The Portuguese and Spanish authorities received initial preliminary information about the terrorist threat from Scotland Yard’s Serious Organised Crime Agency on the morning of August 10. The information given so far has not established any link between the terrorist attempt and the Iberian Peninsula.
In Portugal, both the PJ and the Serviço de Informação de Segurança (SIS) were forced to step up security and vigilance at Portuguese airports. The news caused chaos at Lisbon airport for TAP and British Airways staff, as the latter was forced to cancel all flights out of Lisbon and TAP only managed three departures later on in the day.

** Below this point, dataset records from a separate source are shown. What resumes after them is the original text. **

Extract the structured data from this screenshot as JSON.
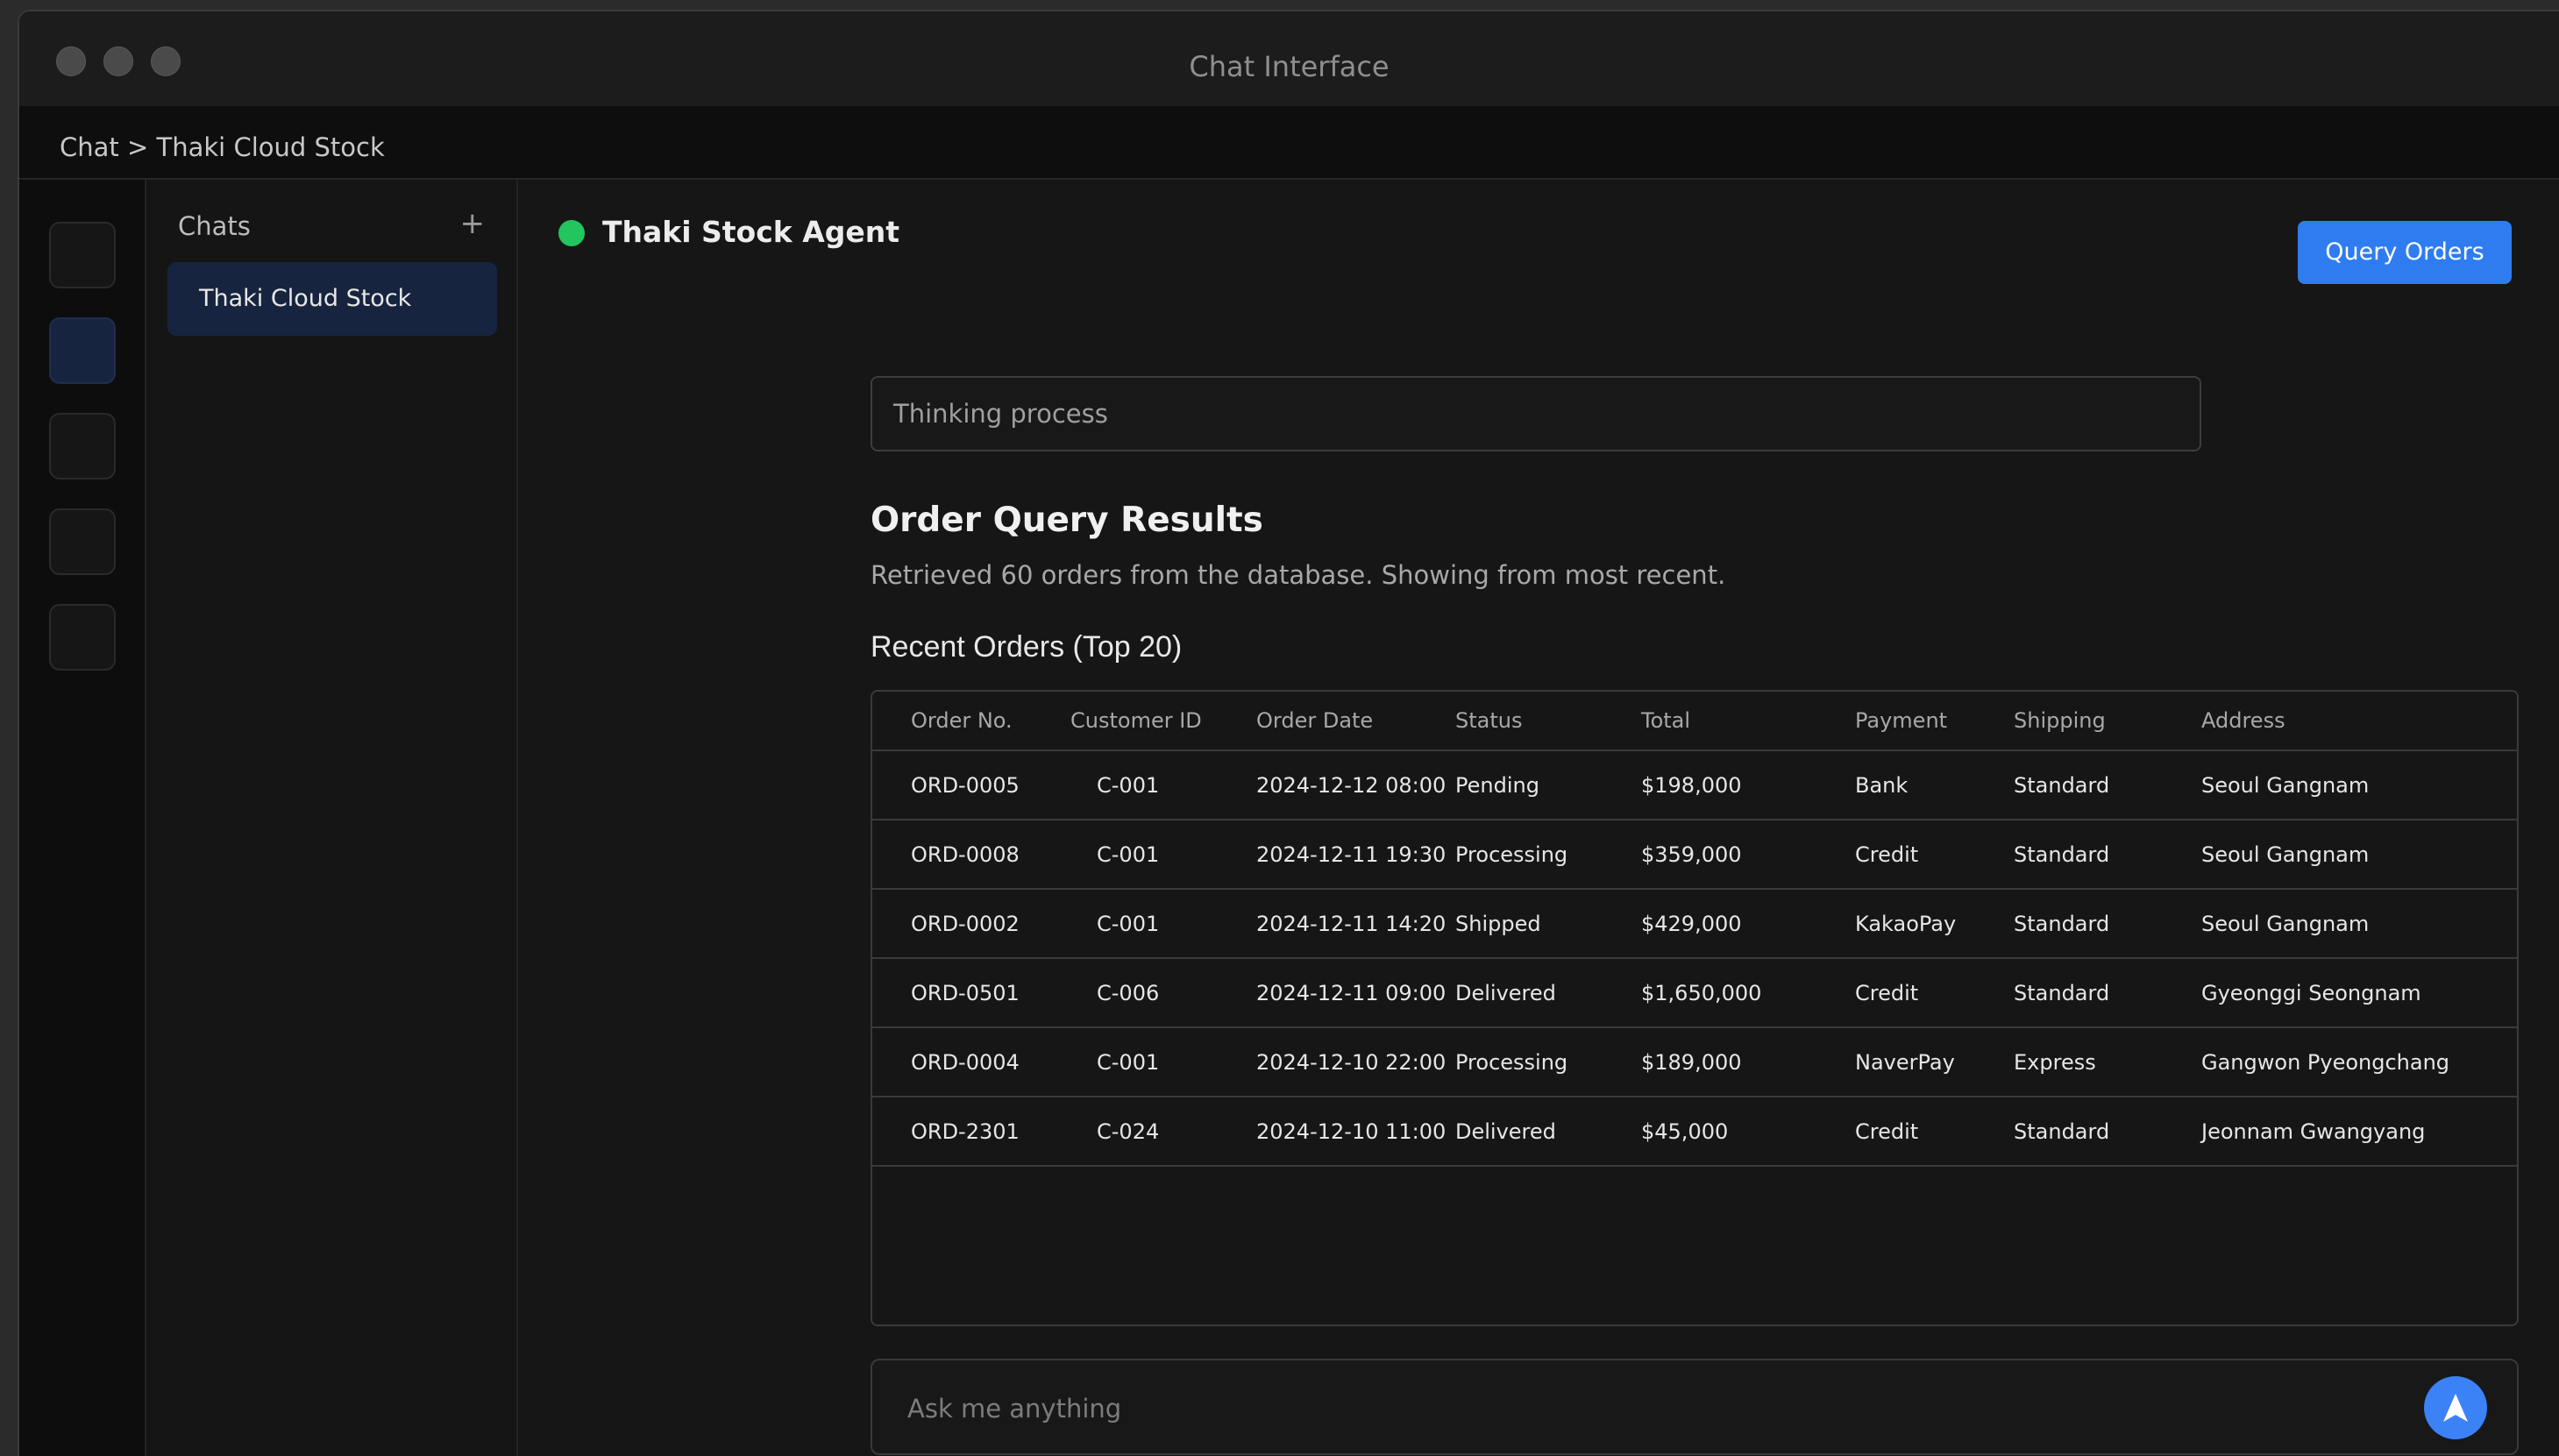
{
  "window": {
    "title": "Chat Interface"
  },
  "breadcrumb": "Chat > Thaki Cloud Stock",
  "chats": {
    "title": "Chats",
    "add_label": "+",
    "items": [
      {
        "label": "Thaki Cloud Stock",
        "active": true
      }
    ]
  },
  "agent": {
    "name": "Thaki Stock Agent",
    "status_color": "#22c55e"
  },
  "query_button": "Query Orders",
  "thinking": "Thinking process",
  "results": {
    "title": "Order Query Results",
    "subtitle": "Retrieved 60 orders from the database. Showing from most recent.",
    "table_title": "Recent Orders (Top 20)",
    "columns": [
      "Order No.",
      "Customer ID",
      "Order Date",
      "Status",
      "Total",
      "Payment",
      "Shipping",
      "Address"
    ],
    "rows": [
      [
        "ORD-0005",
        "C-001",
        "2024-12-12 08:00",
        "Pending",
        "$198,000",
        "Bank",
        "Standard",
        "Seoul Gangnam"
      ],
      [
        "ORD-0008",
        "C-001",
        "2024-12-11 19:30",
        "Processing",
        "$359,000",
        "Credit",
        "Standard",
        "Seoul Gangnam"
      ],
      [
        "ORD-0002",
        "C-001",
        "2024-12-11 14:20",
        "Shipped",
        "$429,000",
        "KakaoPay",
        "Standard",
        "Seoul Gangnam"
      ],
      [
        "ORD-0501",
        "C-006",
        "2024-12-11 09:00",
        "Delivered",
        "$1,650,000",
        "Credit",
        "Standard",
        "Gyeonggi Seongnam"
      ],
      [
        "ORD-0004",
        "C-001",
        "2024-12-10 22:00",
        "Processing",
        "$189,000",
        "NaverPay",
        "Express",
        "Gangwon Pyeongchang"
      ],
      [
        "ORD-2301",
        "C-024",
        "2024-12-10 11:00",
        "Delivered",
        "$45,000",
        "Credit",
        "Standard",
        "Jeonnam Gwangyang"
      ]
    ]
  },
  "composer": {
    "placeholder": "Ask me anything",
    "send_icon": "send-arrow-icon"
  },
  "colors": {
    "accent": "#2f7cf0",
    "active_chat": "#17243f",
    "online": "#22c55e"
  }
}
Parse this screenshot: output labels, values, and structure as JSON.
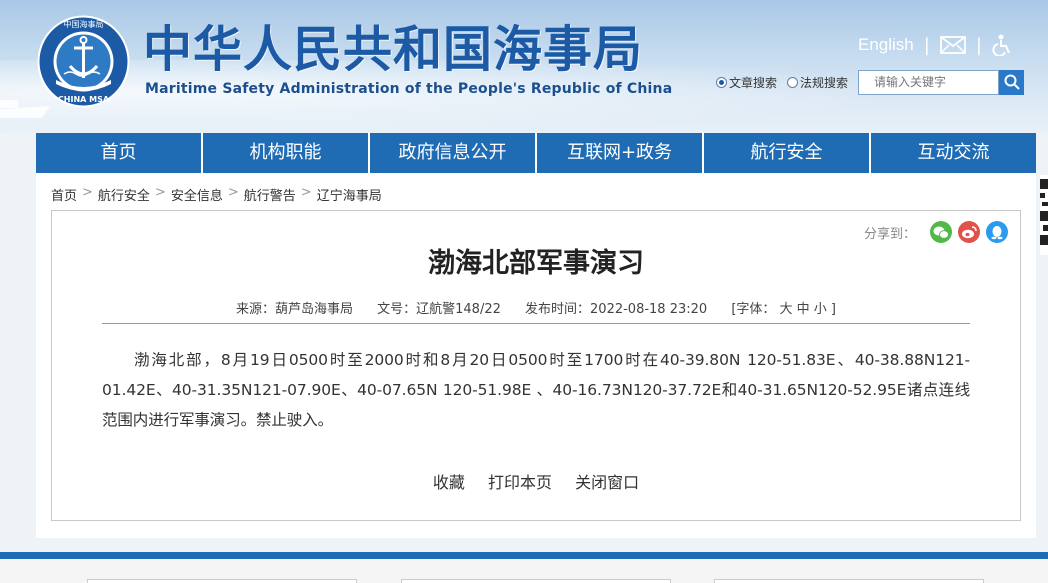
{
  "header": {
    "logo_text_ring": "中国海事局",
    "logo_text_bottom": "CHINA MSA",
    "title": "中华人民共和国海事局",
    "subtitle": "Maritime Safety Administration of the People's Republic of China",
    "english_link": "English",
    "icons": [
      "mail-icon",
      "accessibility-icon"
    ],
    "search": {
      "radio_article": "文章搜索",
      "radio_regulation": "法规搜索",
      "selected": "文章搜索",
      "placeholder": "请输入关键字"
    }
  },
  "nav": {
    "items": [
      "首页",
      "机构职能",
      "政府信息公开",
      "互联网+政务",
      "航行安全",
      "互动交流"
    ]
  },
  "breadcrumb": [
    "首页",
    "航行安全",
    "安全信息",
    "航行警告",
    "辽宁海事局"
  ],
  "article": {
    "share_label": "分享到：",
    "share_icons": [
      "wechat-icon",
      "weibo-icon",
      "qq-icon"
    ],
    "title": "渤海北部军事演习",
    "source": "来源：葫芦岛海事局",
    "doc_no": "文号：辽航警148/22",
    "publish_time": "发布时间：2022-08-18 23:20",
    "font_size_ctrl": "[字体： 大  中  小 ]",
    "body": "渤海北部，8月19日0500时至2000时和8月20日0500时至1700时在40-39.80N 120-51.83E、40-38.88N121-01.42E、40-31.35N121-07.90E、40-07.65N 120-51.98E 、40-16.73N120-37.72E和40-31.65N120-52.95E诸点连线范围内进行军事演习。禁止驶入。",
    "actions": {
      "favorite": "收藏",
      "print": "打印本页",
      "close": "关闭窗口"
    }
  },
  "colors": {
    "nav_bg": "#1f6cb4",
    "title_blue": "#1c5aa6",
    "wechat": "#52b849",
    "weibo": "#e0534a",
    "qq": "#2a9bef"
  }
}
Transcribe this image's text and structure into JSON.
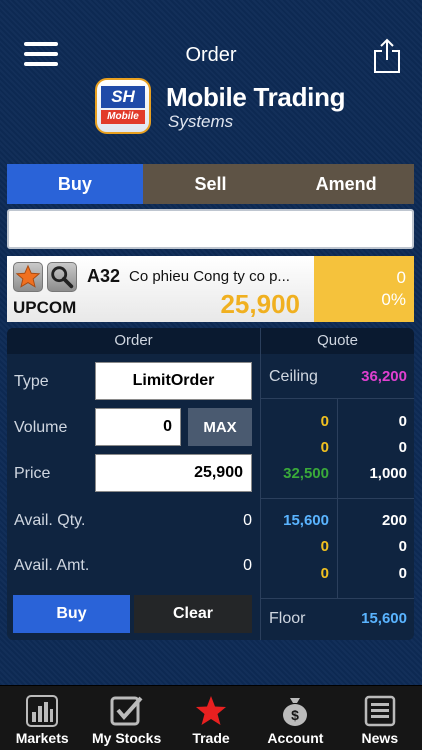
{
  "header": {
    "title": "Order"
  },
  "brand": {
    "logo_mark": "SH",
    "logo_sub": "Mobile",
    "title": "Mobile Trading",
    "subtitle": "Systems"
  },
  "tabs": [
    {
      "label": "Buy"
    },
    {
      "label": "Sell"
    },
    {
      "label": "Amend"
    }
  ],
  "symbol_input": {
    "value": "",
    "placeholder": ""
  },
  "stock": {
    "exchange": "UPCOM",
    "code": "A32",
    "name": "Co phieu Cong ty co p...",
    "price": "25,900",
    "change": "0",
    "change_pct": "0%"
  },
  "order": {
    "header": "Order",
    "type_label": "Type",
    "type_value": "LimitOrder",
    "volume_label": "Volume",
    "volume_value": "0",
    "max_label": "MAX",
    "price_label": "Price",
    "price_value": "25,900",
    "avail_qty_label": "Avail. Qty.",
    "avail_qty_value": "0",
    "avail_amt_label": "Avail. Amt.",
    "avail_amt_value": "0",
    "buy_label": "Buy",
    "clear_label": "Clear"
  },
  "quote": {
    "header": "Quote",
    "ceiling_label": "Ceiling",
    "ceiling_value": "36,200",
    "bids": [
      {
        "price": "0",
        "volume": "0"
      },
      {
        "price": "0",
        "volume": "0"
      },
      {
        "price": "32,500",
        "volume": "1,000"
      }
    ],
    "asks": [
      {
        "price": "15,600",
        "volume": "200"
      },
      {
        "price": "0",
        "volume": "0"
      },
      {
        "price": "0",
        "volume": "0"
      }
    ],
    "floor_label": "Floor",
    "floor_value": "15,600"
  },
  "colors": {
    "ceiling": "#e040d0",
    "bid_zero": "#f0c020",
    "match": "#3aaa3a",
    "ask": "#5ab4ff",
    "floor": "#5ab4ff",
    "accent": "#2a63d8"
  },
  "tabbar": [
    {
      "label": "Markets",
      "icon": "bar-chart-icon"
    },
    {
      "label": "My Stocks",
      "icon": "checkbox-icon"
    },
    {
      "label": "Trade",
      "icon": "star-icon"
    },
    {
      "label": "Account",
      "icon": "money-bag-icon"
    },
    {
      "label": "News",
      "icon": "newspaper-icon"
    }
  ]
}
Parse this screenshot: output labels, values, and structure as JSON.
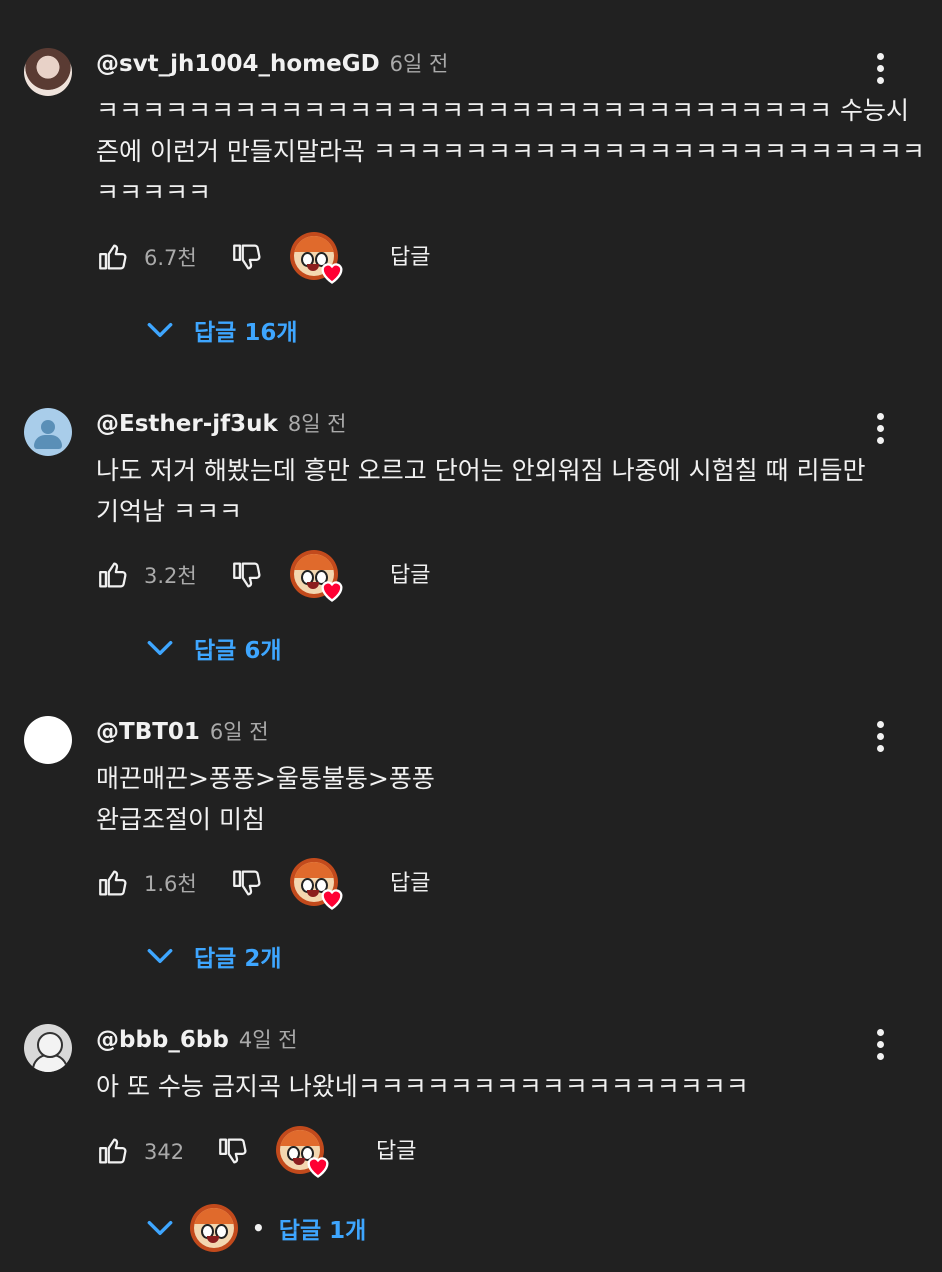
{
  "comments": [
    {
      "author": "@svt_jh1004_homeGD",
      "time": "6일 전",
      "text": "ㅋㅋㅋㅋㅋㅋㅋㅋㅋㅋㅋㅋㅋㅋㅋㅋㅋㅋㅋㅋㅋㅋㅋㅋㅋㅋㅋㅋㅋㅋㅋㅋ 수능시\n즌에 이런거 만들지말라곡 ㅋㅋㅋㅋㅋㅋㅋㅋㅋㅋㅋㅋㅋㅋㅋㅋㅋㅋㅋㅋㅋㅋㅋㅋ\nㅋㅋㅋㅋㅋ",
      "likes": "6.7천",
      "reply_label": "답글",
      "replies_label": "답글 16개"
    },
    {
      "author": "@Esther-jf3uk",
      "time": "8일 전",
      "text": "나도 저거 해봤는데 흥만 오르고 단어는 안외워짐 나중에 시험칠 때 리듬만\n기억남 ㅋㅋㅋ",
      "likes": "3.2천",
      "reply_label": "답글",
      "replies_label": "답글 6개"
    },
    {
      "author": "@TBT01",
      "time": "6일 전",
      "text": "매끈매끈>퐁퐁>울퉁불퉁>퐁퐁\n완급조절이 미침",
      "likes": "1.6천",
      "reply_label": "답글",
      "replies_label": "답글 2개"
    },
    {
      "author": "@bbb_6bb",
      "time": "4일 전",
      "text": "아 또 수능 금지곡 나왔네ㅋㅋㅋㅋㅋㅋㅋㅋㅋㅋㅋㅋㅋㅋㅋㅋㅋ",
      "likes": "342",
      "reply_label": "답글",
      "replies_label": "답글 1개",
      "replies_separator": "•"
    }
  ],
  "colors": {
    "background": "#212121",
    "text": "#f1f1f1",
    "secondary": "#aaaaaa",
    "link": "#3ea6ff",
    "heart": "#ff0033"
  },
  "icons": [
    "thumbs-up-icon",
    "thumbs-down-icon",
    "more-vert-icon",
    "chevron-down-icon",
    "heart-icon"
  ]
}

The Resident spoke with British Airways check-in girl, Sofia Nogueira, who said that the airport concourse in front of BA and TAP desks were besieged with anxious and worried travellers wanting to know exactly what was going on. “Initially, there was little information and people were naturally worried, but then, as information filtered through, people became much calmer and stood in line, accepting the situation with good grace,” she said.
A similar situation happened in Porto, where all BA flights to and from London were cancelled, while the London-bound flight out of Faro scheduled for 6.25pm didn’t leave until 7.20pm. The only BA flight out of Funchal, which had been due for take off at 12.10am, did not leave its chocks until 4pm.
Around lunchtime, British Airways began distributing a leaflet that read: “All flights today bound to and from London Heathrow/Lisbon have been cancelled.” The document also advised passengers of the impossibility of carrying any electrical equipment in hand luggage or any containers for liquids on board. The passengers, including many British citizens, headed straight for the British Airways Ticket Desk to make new reservations and exchange their tickets as promised by the company.
The security situation was made clearer after lunch by the airport security authority’s spokesman, Fernando Coelho (National Aviation Institute), who said that Portugal was only on Green Alert.